Les simulations ont été réalisées avec le modèle Inra STICS en grandes cultures, et le modèle PaSim en prairie permanente. Ces modèles intègrent une représentation explicite du cycle du carbone dans le système sol-plante-(animal) et rendent compte de l’effet des multiples facteurs pédoclimatiques et des pratiques qui conditionnent l’évolution des stocks de carbone et d’autres variables de sortie intéressantes (rendement, lixiviation d’azote, émissions de N2O…). Plusieurs bases de données nationales sur les sols, les climats, les pratiques agricoles ont été mobilisées pour renseigner ces modèles. Les simulations ont été faites sur l’horizon de sol 0-30 cm, et sur les résultats agrégés finaux, des calculs de stockage sur toute la profondeur de sol ont cependant été réalisés car c’est ce qui est le plus adapté en termes d’atténuation du changement climatique. Le modèle BANCO, combinant simulations agronomiques et calcul de coûts, a été utilisé pour optimiser l’effort de stockage à mettre en œuvre.
UNE APPROCHE RÉGIONALE
La carte du stock de carbone actuel dans les sols de France – publiée plus haut – montre que les stocks les plus importants correspondent aux sols de prairies et de forêts.
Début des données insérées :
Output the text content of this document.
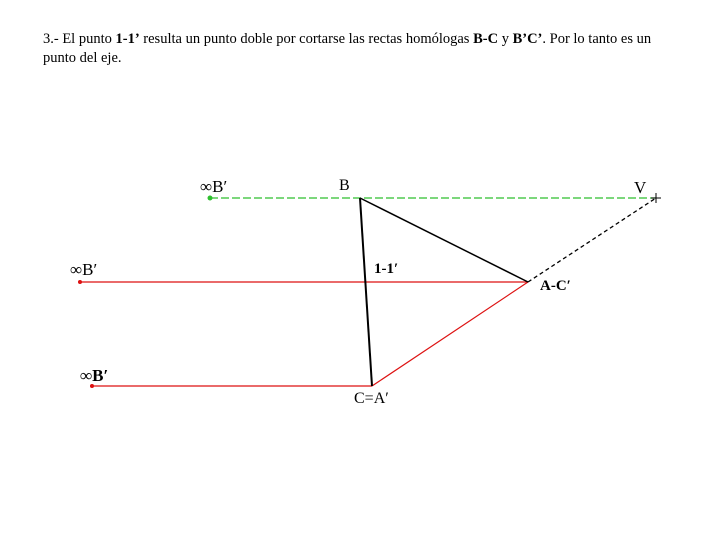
3.- El punto 1-1’ resulta un punto doble por cortarse las rectas homólogas B-C y B’C’. Por lo tanto es un punto del eje.
∞B′
∞B′
∞B′
B	V
1-1′
A-C′
C=A′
Ils sont beaucoup plus faibles dans les zones de grandes cultures, ce qui explique pourquoi c’est dans ces zones que la mise en place de pratiques visant à stocker plus de carbone sont les plus efficaces.
L’étude a simulé pour chacune des 22 anciennes régions administratives françaises quelles pratiques pourraient être mises en œuvre et à quel coût pour augmenter ce stockage. L’un des enseignements est que la mise en œuvre de cultures intermédiaires – soit en allongeant dans le temps les couverts déjà en place, soit en augmentant leur fréquence dans la rotation des cultures – pourrait être mises en œuvre dans la quasi-totalité des zones de grandes cultures en France. Le gain de stockage de carbone ainsi obtenu serait de + 2,3 p mille par an en moyenne. Les coûts de mise en place varient selon les régions, avec une moyenne nationale de 39 €/ha/an. Le stockage additionnel obtenu par ce moyen serait le plus élevé dans le Bassin parisien et en Poitou-Charente, grâce à l’ajout de cultures intermédiaires en interculture d’été. Le coût y serait par ailleurs plus faible que la moyenne nationale.